Solved 5 Let G Be A Group And Let A Be One Fixed Element Of Chegg To show that a set is a subgroup of a group, we need to verify three criteria: (1) the identity element of the group is in the set, (2) the set is closed under the group operation, and (3) each element of the set has an inverse in the set. First, we need to show that the identity element e of g is in h a. since a is an element of g, we have e a = a = a e, so e ∈ h a. 2. next, we need to show that if x y ∈ h a, then x y ∈ h a. if x y ∈ h a, then we have x a = a x and y a = a y. we want to show that x y a = a x y. Find step by step solutions and your answer to the following textbook question: let g be a group and let a be one fixed element of g. show that $$ h a = \ { x ∈ g| xa = ax\} $$ is a subgroup of g. G → gx g → g x. 1) injection: assume gx = gy g x = g y. then we premultiply by g−1 g 1 to conclude x = y x = y. 2) onto: let w ∈ g w ∈ g . then g(g−1w) = (gg−1)w = w g (g 1 w) = (g g 1) w = w. so the map x → gx x → g x is a bijection onto g g, so that g g = {gx: x ∈ g g x: x ∈ g} (though showing the map is onto is enough).

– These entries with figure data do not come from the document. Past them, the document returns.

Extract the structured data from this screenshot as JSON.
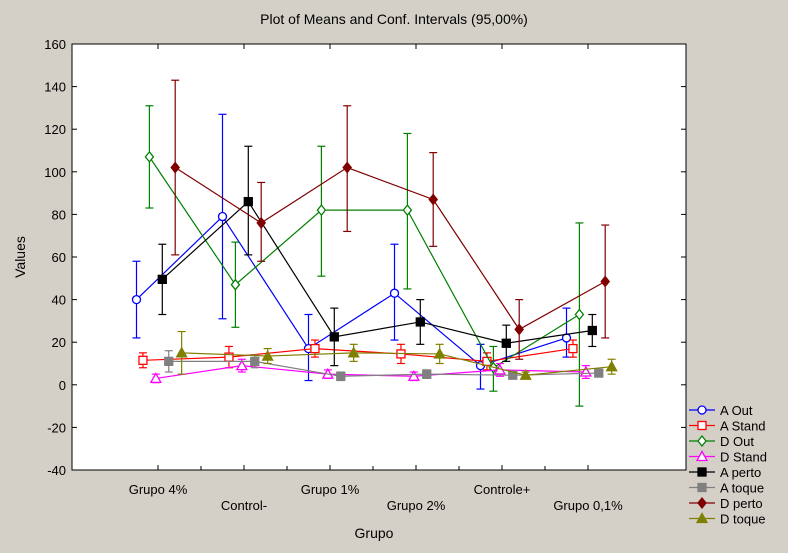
{
  "chart_data": {
    "type": "line",
    "title": "Plot of Means and Conf. Intervals (95,00%)",
    "xlabel": "Grupo",
    "ylabel": "Values",
    "ylim": [
      -40,
      160
    ],
    "yticks": [
      -40,
      -20,
      0,
      20,
      40,
      60,
      80,
      100,
      120,
      140,
      160
    ],
    "categories": [
      "Grupo 4%",
      "Control-",
      "Grupo 1%",
      "Grupo 2%",
      "Controle+",
      "Grupo 0,1%"
    ],
    "legend_position": "bottom-right",
    "grid": false,
    "series": [
      {
        "name": "A Out",
        "color": "#0000ff",
        "marker": "circle-open",
        "offset": -0.5,
        "values": [
          40,
          79,
          17,
          43,
          9,
          22
        ],
        "lower": [
          22,
          31,
          2,
          21,
          -2,
          13
        ],
        "upper": [
          58,
          127,
          33,
          66,
          19,
          36
        ]
      },
      {
        "name": "A Stand",
        "color": "#ff0000",
        "marker": "square-open",
        "offset": -0.35,
        "values": [
          11.5,
          13,
          17,
          14.5,
          11,
          17
        ],
        "lower": [
          8,
          8,
          13,
          10,
          7,
          13
        ],
        "upper": [
          15,
          18,
          21,
          19,
          15,
          21
        ]
      },
      {
        "name": "D Out",
        "color": "#008000",
        "marker": "diamond-open",
        "offset": -0.2,
        "values": [
          107,
          47,
          82,
          82,
          8,
          33
        ],
        "lower": [
          83,
          27,
          51,
          45,
          -3,
          -10
        ],
        "upper": [
          131,
          67,
          112,
          118,
          18,
          76
        ]
      },
      {
        "name": "D Stand",
        "color": "#ff00ff",
        "marker": "triangle-open",
        "offset": -0.05,
        "values": [
          3,
          9,
          5,
          4,
          7,
          6
        ],
        "lower": [
          1,
          6,
          3,
          2,
          4,
          3
        ],
        "upper": [
          5,
          12,
          7,
          6,
          10,
          9
        ]
      },
      {
        "name": "A perto",
        "color": "#000000",
        "marker": "square-filled",
        "offset": 0.1,
        "values": [
          49.5,
          86,
          22.5,
          29.5,
          19.5,
          25.5
        ],
        "lower": [
          33,
          61,
          9,
          19,
          11,
          18
        ],
        "upper": [
          66,
          112,
          36,
          40,
          28,
          33
        ]
      },
      {
        "name": "A toque",
        "color": "#808080",
        "marker": "square-filled",
        "offset": 0.25,
        "values": [
          11,
          11,
          4,
          5,
          4.5,
          5.5
        ],
        "lower": [
          6,
          8,
          2,
          3,
          3,
          4
        ],
        "upper": [
          16,
          14,
          6,
          7,
          6,
          7
        ]
      },
      {
        "name": "D perto",
        "color": "#800000",
        "marker": "diamond-filled",
        "offset": 0.4,
        "values": [
          102,
          76,
          102,
          87,
          26,
          48.5
        ],
        "lower": [
          61,
          58,
          72,
          65,
          12,
          22
        ],
        "upper": [
          143,
          95,
          131,
          109,
          40,
          75
        ]
      },
      {
        "name": "D toque",
        "color": "#808000",
        "marker": "triangle-filled",
        "offset": 0.55,
        "values": [
          15,
          13.5,
          15,
          14.5,
          4.5,
          8.5
        ],
        "lower": [
          5,
          10,
          11,
          10,
          3,
          5
        ],
        "upper": [
          25,
          17,
          19,
          19,
          6,
          12
        ]
      }
    ]
  }
}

Solved Let G Be A Group And Let A Be The Fixed Element Of G Chegg Find step by step solutions and your answer to the following textbook question: let g be a group and let a be one fixed element of g. show that $$ h a = \ { x ∈ g| xa = ax\} $$ is a subgroup of g. G → gx g → g x. 1) injection: assume gx = gy g x = g y. then we premultiply by g−1 g 1 to conclude x = y x = y. 2) onto: let w ∈ g w ∈ g . then g(g−1w) = (gg−1)w = w g (g 1 w) = (g g 1) w = w. so the map x → gx x → g x is a bijection onto g g, so that g g = {gx: x ∈ g g x: x ∈ g} (though showing the map is onto is enough). Let g be a group and let a be a fixed element of g. show that the map lambda a:gto g , given by lambda a (g)=ga^ ( 1) for g∈ g , is a permutation of the set g. A (x − 1) = x − 1 (x a − 1). thus, (x − 1) a = a (x − 1), and so x − 1 ∈ h a. since h a contains the identity element, is closed under the group operation, and contains the inverse of each of its elements, we can conclude that h a is a subgroup of g. Solution for let g be a group and let a be a fixed element of g. show that the map λ0 :g→g, given by λa (g)=ag for g∈g, is a permutation of the set g. Math algebra algebra questions and answers let g be a group and let a be one fixed element of g. show that ha = {x ∈ g | xa = ax} is a subgroup of g.